Let’s apply it to minimum wage laws: Instead of requiring business owners to pay minimum wages is it not better to create an environment where people have skills and the job market is competetive enough to ensure that the employers will pay wages that are way higher than a minimum wage and more in line with the living wages.
Please somebody explain to me how the same logic cannot be applied to the question of minimum wages. Most importantly, the practical aspect of it is that small businesses either will find ways to ignore this PRICE FLOOR (creating a black market and generating a surplus of minimum wage seeking workers); or they will compete more agressively in automating their processes and hiring specialists that can replace the need for manual labor; finally, if they can, they will ship the work to places that do not have minimum wage limits, like China.
The consequence of all of those actions is that people at the bottom of the wage scale will be constantly underemployed. Since many of the people on the bottom of the scale are either young, or disabled in some way, they will never have an opportunity to receive the on the job training necessary to transition to better compensated positions.
Whereas, a businessman would love to hire a 14 year old gofer (a kid that I can send to fetch stuff) for $2-3 an hour and allow him/her to just hang out, watch over their shoulder and learn the trade, today that is not possible. As a result, many 20-25 year olds have never worked a day in their life and never got the experiences that would aid and motivate them to get anything out of their formal education.

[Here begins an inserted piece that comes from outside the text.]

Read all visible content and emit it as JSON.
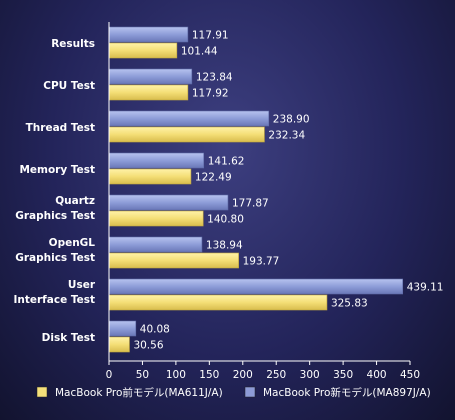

The consequence of the current system is precisely the thing that Dr. Reich works so hard to oppose: it is the separation between the skilled and the unskilled, the rich and the poor, the elimination of the middle class and semiskilled workforce that are both the heart of a sustained economic performance and strong democracy.
If we are serious about increasing the quality of life for everyone, we should help people become valuable enough that the employers will want to pay them above minimum wage. Everything else is just another wa to force inefficiency and inflation.